In my blood: Community learns secrets behind DNA testing
SHEPHERDSTOWN – For Shannon Combs-Bennett, family history isn’t just a matter of curiosity. It’s a way of life.
On Feb. 5, Combs-Bennett, of Manassas, Virginia, spoke about “What Your Chromosomes Can Tell You,” during the First Tuesday Speaker Series at Christ Reformed United Church of Christ.
Combs-Bennett is currently writing the dissertation for her master’s degree in genealogical, genetic and heraldic studies. She practices her ancestry and genetic researching abilities with her business, Trials and Tribulations Family History, helping people find the missing links in their family trees.
“I grew up in a family as the youngest grandchild on one side and the only grandchild on the other, and grew up hearing family stories. I just assumed that was the same for everyone,” Combs-Bennett said, mentioning she began developing her genealogy research skills after finding out her husband knew little about his family’s past.
“Unfortunately, my husband said he knew nothing about his grandparents,” Combs-Bennett said about a conversation she heard her husband having with their daughter. “The next morning, I started looking up his family history. And that passion hasn’t stopped.
“Since I have a DNA background, I like talking about genetics,” Combs-Bennett said, before explaining the difference between X and Y chromosomes, and how genetic tests are based upon interpreting information within these chromosomes.
While ancestry can be discovered through searching historic records, Combs-Bennett said genetic testing helps people find others who may be distant or “lost” relatives.
“To me, while I can identify genealogy family, I wanted to know about genetics – who else out there is related to me?” Combs-Bennett said, explaining “lost” relatives are often the result of secret adoptions in the past. “DNA can help you to learn about genealogy, to focus on finding out more information about one particular family line.”
According to Combs-Bennett, while she has used genetic testing agencies, like 23andMe and AncestryDNA, to learn more about her family’s origins, the test results can be a little misleading.
“Some people get confused by the testing, but you have hundreds of thousands of DNA in each of your cells,” Combs-Bennett said. “Unfortunately, we lose DNA in each generation.

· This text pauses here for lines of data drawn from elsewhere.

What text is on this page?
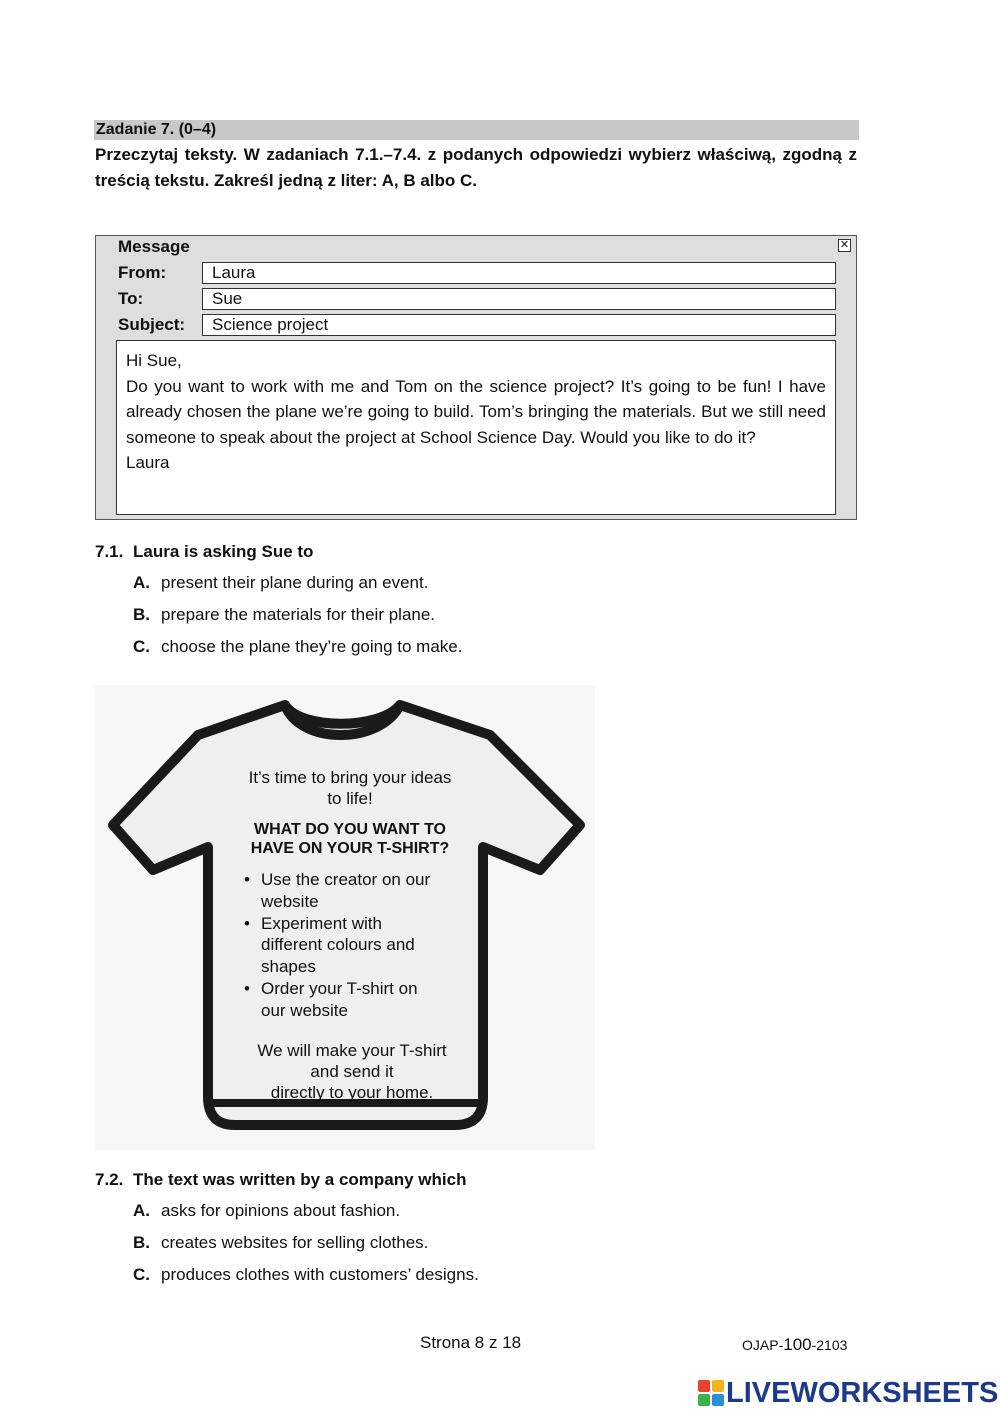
Zadanie 7. (0–4)
Przeczytaj teksty. W zadaniach 7.1.–7.4. z podanych odpowiedzi wybierz właściwą, zgodną z treścią tekstu. Zakreśl jedną z liter: A, B albo C.
Message	✕
From:	Laura
To:	Sue
Subject:	Science project
Hi Sue,
Do you want to work with me and Tom on the science project? It’s going to be fun! I have already chosen the plane we’re going to build. Tom’s bringing the materials. But we still need someone to speak about the project at School Science Day. Would you like to do it?
Laura
7.1. Laura is asking Sue to
A. present their plane during an event.
B. prepare the materials for their plane.
C. choose the plane they’re going to make.
It’s time to bring your ideas
to life!
WHAT DO YOU WANT TO
HAVE ON YOUR T-SHIRT?
• Use the creator on our
website
• Experiment with
different colours and
shapes
• Order your T-shirt on
our website
We will make your T-shirt
and send it
directly to your home.
7.2. The text was written by a company which
A. asks for opinions about fashion.
B. creates websites for selling clothes.
C. produces clothes with customers’ designs.
Strona 8 z 18	OJAP-100-2103
LIVEWORKSHEETS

So when you take a DNA test, you should be testing the oldest generations, because they are closest to your ancestors.
“If you don’t have any living older generations, you should test each living member of your generation, because while most of your family members will have the same DNA, each will have a unique combination of DNA. Half the DNA from your ancestors is lost between you and your siblings,” Combs-Bennett said, mentioning many full-siblings have come to her, concerned because their DNA was different from their siblings’ or didn’t show their connection to a people group they believed they were descended from.
Another factor people should be aware of, when taking popular DNA tests, is that the technology identifying people groups in DNA is constantly developing. The popular tests cost about $100 per test, which is far below the cost of a more accurate test, like the multi-thousand dollar one taken by Elizabeth Warren, proving her distant Cherokee ancestry.
According to Combs-Bennett, popular DNA test result interpretations are updated every few months, so people should check their test accounts at least once a year, to see what changes may have been made. But, regardless of what the test results say, Combs-Bennett emphasized it’s important for people to not dwell on their test results.
“You can look at it and say, ‘Oh, this is interesting!”‘ Combs-Bennett cautioned, “but then put it away.”